New lawn mowers to cut smog, cost more

The good and the bad of the new EPA rules for lawn mowers.

The US Environmental Protection Agency has released new pollution standards for small engines that power lawn mowers, string trimmers, and other gardening equipment (as well as inboard and outboard boat motors and personal watercraft).

Suggesting that the new regulations will enable Americans to cut pollution as well as grass, the EPA says they will "yield annual emission reductions of 600,000 tons of hydrocarbons, 130,000 tons of nitrogen oxide, 5,500 tons of direct particulate matter, and 1.5 million tons of carbon monoxide."

It also expects the new rules will save approximately 190 million gallons of gasoline a year.

"When fully implemented, this rule will be the air pollution equivalent of removing one out of every five cars and trucks on the road," Bill Becker, executive director of the National Association of Clean Air Agencies, told Reuters.

"Lawn-care and boat engines are major emitters of air pollution," notes David Shepardson of The Detroit News. "The EPA said they account for about a quarter of carbon monoxide and other emissions.

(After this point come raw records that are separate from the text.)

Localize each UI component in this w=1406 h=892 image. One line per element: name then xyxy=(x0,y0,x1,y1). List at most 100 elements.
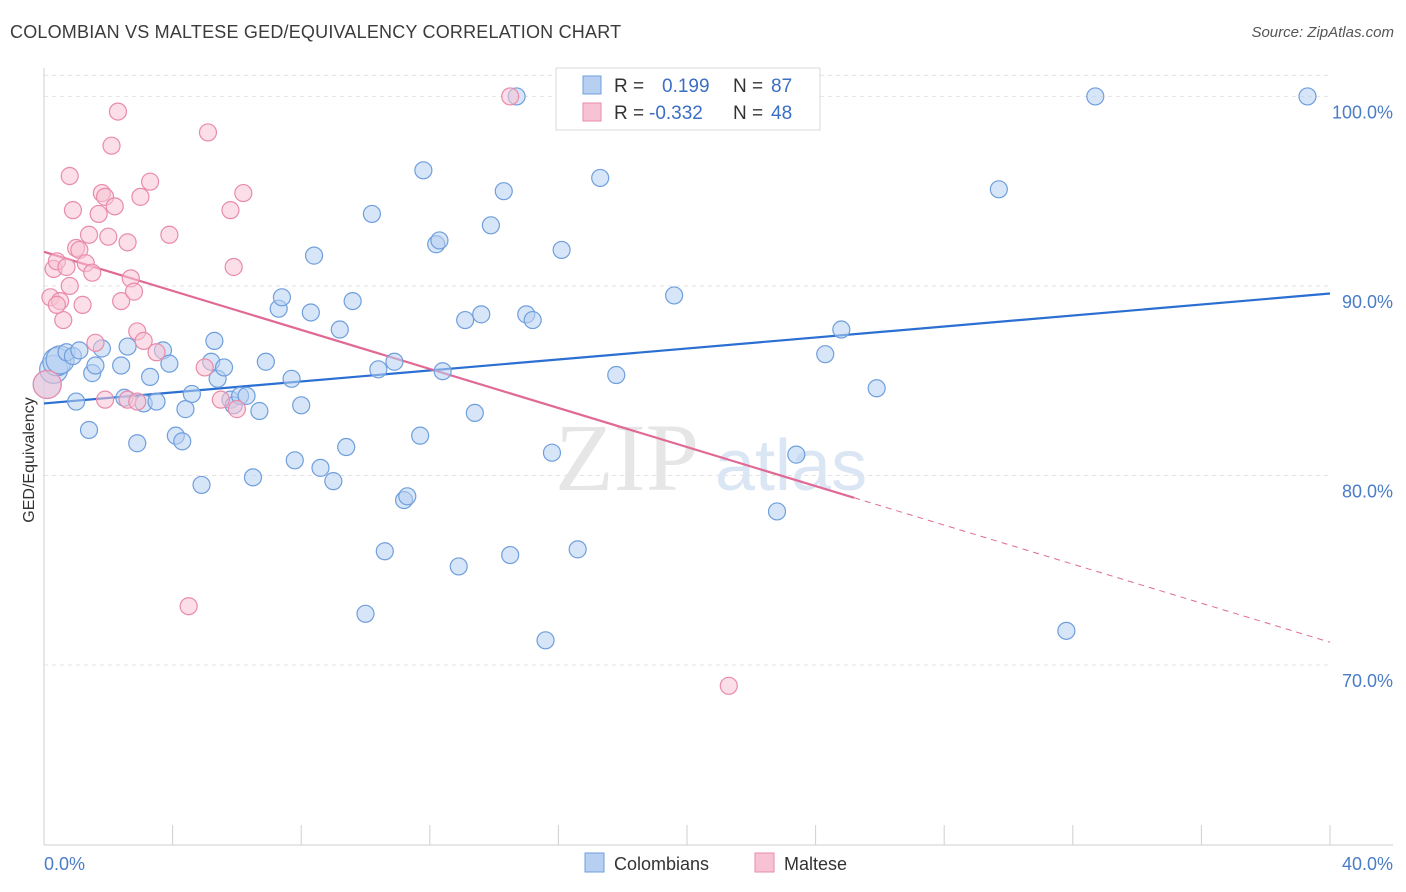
point-maltese xyxy=(60,276,79,296)
point-colombians xyxy=(591,168,610,188)
point-colombians xyxy=(465,403,484,423)
point-maltese xyxy=(54,310,73,330)
legend-swatch-colombians xyxy=(582,75,602,95)
point-colombians xyxy=(523,310,542,330)
point-colombians xyxy=(472,305,491,324)
point-maltese xyxy=(105,197,124,216)
point-colombians xyxy=(205,331,224,350)
point-colombians xyxy=(324,472,343,491)
point-maltese xyxy=(60,166,79,186)
point-colombians xyxy=(430,231,449,250)
point-maltese xyxy=(63,201,83,220)
point-maltese xyxy=(112,292,131,311)
point-colombians xyxy=(282,369,301,388)
point-maltese xyxy=(95,390,115,409)
point-colombians xyxy=(237,386,256,405)
point-maltese xyxy=(99,227,118,246)
point-maltese xyxy=(124,282,144,301)
point-colombians xyxy=(304,246,324,265)
legend-swatch-maltese xyxy=(582,102,602,122)
series-swatch-colombians xyxy=(584,852,605,873)
legend-n-value-1: 87 xyxy=(771,76,792,97)
point-colombians xyxy=(1057,621,1076,640)
legend-n-label-1: N = xyxy=(733,76,763,97)
point-maltese xyxy=(86,333,105,352)
point-maltese xyxy=(108,102,128,121)
point-colombians xyxy=(147,392,166,411)
point-colombians xyxy=(67,392,86,411)
point-colombians xyxy=(369,360,388,379)
point-maltese xyxy=(118,233,137,252)
legend-r-label-1: R = xyxy=(614,76,644,97)
y-tick-label: 100.0% xyxy=(1332,102,1393,122)
point-maltese xyxy=(131,187,150,206)
correlation-legend: R = 0.199 N = 87 R = -0.332 N = 48 xyxy=(555,67,821,131)
watermark-zip: ZIP xyxy=(555,404,699,511)
point-maltese xyxy=(227,400,246,419)
watermark-atlas: atlas xyxy=(715,426,867,506)
point-maltese xyxy=(198,123,218,142)
point-colombians xyxy=(128,434,147,453)
y-tick-label: 70.0% xyxy=(1342,671,1393,691)
point-colombians xyxy=(665,286,684,305)
chart-title: COLOMBIAN VS MALTESE GED/EQUIVALENCY COR… xyxy=(10,22,622,42)
point-colombians xyxy=(118,337,137,356)
point-colombians xyxy=(301,303,320,322)
series-swatch-maltese xyxy=(754,852,775,873)
point-colombians xyxy=(767,502,787,521)
point-colombians xyxy=(989,180,1008,199)
point-maltese xyxy=(83,263,102,282)
point-colombians xyxy=(86,356,105,375)
point-maltese xyxy=(140,172,160,191)
legend-r-value-1: 0.199 xyxy=(662,76,710,97)
point-colombians xyxy=(70,341,89,360)
y-tick-label: 90.0% xyxy=(1342,292,1393,312)
point-maltese xyxy=(719,676,738,695)
point-colombians xyxy=(292,396,311,415)
point-colombians xyxy=(176,400,195,419)
point-maltese xyxy=(79,225,99,244)
point-colombians xyxy=(1086,87,1105,106)
point-maltese xyxy=(32,369,62,400)
point-colombians xyxy=(362,204,382,224)
point-colombians xyxy=(1298,87,1317,106)
tick-labels: 100.0% 90.0% 80.0% 70.0% 0.0% 40.0% xyxy=(44,102,1393,874)
point-colombians xyxy=(568,540,587,559)
point-maltese xyxy=(102,136,121,155)
point-colombians xyxy=(449,557,468,576)
data-points xyxy=(32,87,1317,695)
point-colombians xyxy=(411,426,430,445)
point-colombians xyxy=(536,631,555,650)
trend-maltese-extrapolated xyxy=(854,497,1331,643)
point-maltese xyxy=(160,225,179,244)
point-colombians xyxy=(79,420,99,440)
point-maltese xyxy=(501,87,520,106)
point-colombians xyxy=(552,240,571,260)
point-colombians xyxy=(214,358,234,377)
point-colombians xyxy=(173,432,192,451)
point-colombians xyxy=(337,437,356,457)
point-maltese xyxy=(147,343,166,362)
point-maltese xyxy=(128,392,147,411)
point-colombians xyxy=(542,443,562,462)
point-colombians xyxy=(343,292,362,311)
trend-lines xyxy=(43,250,1331,643)
point-colombians xyxy=(494,182,513,201)
series-legend: Colombians Maltese xyxy=(584,852,847,874)
point-maltese xyxy=(134,331,153,350)
point-maltese xyxy=(224,257,243,277)
point-colombians xyxy=(112,356,131,375)
legend-n-value-2: 48 xyxy=(771,103,792,124)
series-maltese xyxy=(32,87,738,695)
point-colombians xyxy=(192,475,211,495)
series-label-colombians: Colombians xyxy=(614,854,709,874)
point-colombians xyxy=(243,468,263,487)
point-maltese xyxy=(179,597,198,616)
legend-n-label-2: N = xyxy=(733,103,763,124)
point-colombians xyxy=(433,362,452,381)
series-label-maltese: Maltese xyxy=(784,854,847,874)
trend-colombians xyxy=(43,292,1331,405)
point-maltese xyxy=(234,183,253,203)
point-maltese xyxy=(57,257,76,277)
axes xyxy=(43,68,1393,846)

Small engines release up to 25 percent of the gasoline unburned in their exhaust."

On the downside, the new standards are also expected to increase the price of new gas-powered lawn equipment by 18 percent, the EPA says -- although no one really knows the final amount for sure, since manufacturers have three years to meet the lawn-equipment standards. (Two years for boating equipment.)

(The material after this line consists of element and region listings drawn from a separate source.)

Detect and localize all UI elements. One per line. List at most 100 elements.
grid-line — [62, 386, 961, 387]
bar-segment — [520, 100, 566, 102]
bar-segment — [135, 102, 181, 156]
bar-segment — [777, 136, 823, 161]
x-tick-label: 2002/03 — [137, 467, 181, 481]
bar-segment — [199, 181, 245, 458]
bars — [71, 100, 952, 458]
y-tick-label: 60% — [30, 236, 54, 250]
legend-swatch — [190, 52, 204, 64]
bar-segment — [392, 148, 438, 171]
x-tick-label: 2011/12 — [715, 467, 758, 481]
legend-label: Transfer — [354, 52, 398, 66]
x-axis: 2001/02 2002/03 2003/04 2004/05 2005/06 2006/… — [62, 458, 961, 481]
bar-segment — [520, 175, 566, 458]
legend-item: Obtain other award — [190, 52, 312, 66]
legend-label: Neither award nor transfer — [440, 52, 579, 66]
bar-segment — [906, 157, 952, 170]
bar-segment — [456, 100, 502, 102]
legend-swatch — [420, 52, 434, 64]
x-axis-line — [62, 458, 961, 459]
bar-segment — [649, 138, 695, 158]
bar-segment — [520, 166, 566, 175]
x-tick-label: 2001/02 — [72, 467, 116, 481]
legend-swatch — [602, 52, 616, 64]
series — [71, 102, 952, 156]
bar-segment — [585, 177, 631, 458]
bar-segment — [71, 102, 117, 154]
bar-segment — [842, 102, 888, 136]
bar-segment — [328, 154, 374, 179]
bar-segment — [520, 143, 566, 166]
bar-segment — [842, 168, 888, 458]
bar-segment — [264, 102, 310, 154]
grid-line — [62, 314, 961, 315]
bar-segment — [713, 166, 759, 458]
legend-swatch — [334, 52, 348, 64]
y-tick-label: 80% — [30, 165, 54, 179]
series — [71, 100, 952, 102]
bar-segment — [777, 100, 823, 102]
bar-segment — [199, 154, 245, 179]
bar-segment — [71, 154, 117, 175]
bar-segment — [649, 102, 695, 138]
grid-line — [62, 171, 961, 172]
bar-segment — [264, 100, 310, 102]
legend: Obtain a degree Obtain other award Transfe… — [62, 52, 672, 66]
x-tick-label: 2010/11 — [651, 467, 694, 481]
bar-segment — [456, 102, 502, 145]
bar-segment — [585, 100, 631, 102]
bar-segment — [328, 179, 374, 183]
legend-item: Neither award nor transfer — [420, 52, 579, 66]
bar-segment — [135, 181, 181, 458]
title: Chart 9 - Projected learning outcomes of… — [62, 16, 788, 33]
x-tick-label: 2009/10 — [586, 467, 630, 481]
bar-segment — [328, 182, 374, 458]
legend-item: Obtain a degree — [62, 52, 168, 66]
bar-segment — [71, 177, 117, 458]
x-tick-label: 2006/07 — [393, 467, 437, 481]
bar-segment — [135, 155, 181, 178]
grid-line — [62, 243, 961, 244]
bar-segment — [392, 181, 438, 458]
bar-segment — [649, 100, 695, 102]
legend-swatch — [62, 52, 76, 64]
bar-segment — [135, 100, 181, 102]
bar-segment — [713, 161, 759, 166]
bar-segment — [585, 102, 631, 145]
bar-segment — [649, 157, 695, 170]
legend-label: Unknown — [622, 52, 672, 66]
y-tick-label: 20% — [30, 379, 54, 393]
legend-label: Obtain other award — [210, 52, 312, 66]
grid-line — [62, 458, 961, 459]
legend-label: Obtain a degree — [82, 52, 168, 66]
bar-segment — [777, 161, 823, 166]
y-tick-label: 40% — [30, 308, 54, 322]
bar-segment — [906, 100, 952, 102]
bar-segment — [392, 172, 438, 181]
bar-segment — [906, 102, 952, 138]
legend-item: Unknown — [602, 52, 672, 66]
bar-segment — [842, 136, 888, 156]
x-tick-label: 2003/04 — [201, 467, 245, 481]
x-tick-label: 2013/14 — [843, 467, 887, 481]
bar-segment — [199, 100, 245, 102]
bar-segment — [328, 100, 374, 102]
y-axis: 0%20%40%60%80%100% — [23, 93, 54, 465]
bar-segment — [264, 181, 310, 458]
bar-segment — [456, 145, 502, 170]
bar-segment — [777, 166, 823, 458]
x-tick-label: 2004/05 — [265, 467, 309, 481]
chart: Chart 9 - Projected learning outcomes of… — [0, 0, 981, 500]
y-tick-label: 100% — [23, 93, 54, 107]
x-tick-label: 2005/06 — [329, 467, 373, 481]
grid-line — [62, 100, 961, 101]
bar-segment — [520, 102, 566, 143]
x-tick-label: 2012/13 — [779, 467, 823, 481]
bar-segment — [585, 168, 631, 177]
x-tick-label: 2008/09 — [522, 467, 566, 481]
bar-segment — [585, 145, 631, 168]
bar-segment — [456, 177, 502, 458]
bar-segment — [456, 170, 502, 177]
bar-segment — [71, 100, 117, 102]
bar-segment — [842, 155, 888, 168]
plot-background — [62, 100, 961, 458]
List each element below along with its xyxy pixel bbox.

The EPA estimates that implementing the changes will cost $236 million – which will be passed along to consumers.

A spokesman for Briggs & Stratton, the small-engine manufacturer, told The Washington Post that the company hadn't yet decided how it will meet the standards. But he added, "Things will be more expensive."

This will affect all new mowers manufactured in 2011 and beyond, but not mowers manufactured before then, even if they're sold in 2011.

The standards are already in effect in California, which was granted a waiver in 2006 to issue its own lawn mower regulations, which were put into effect last year.

Needless to say, environmentalists are thrilled. Some of those who will have to pay for the new equipment are less so.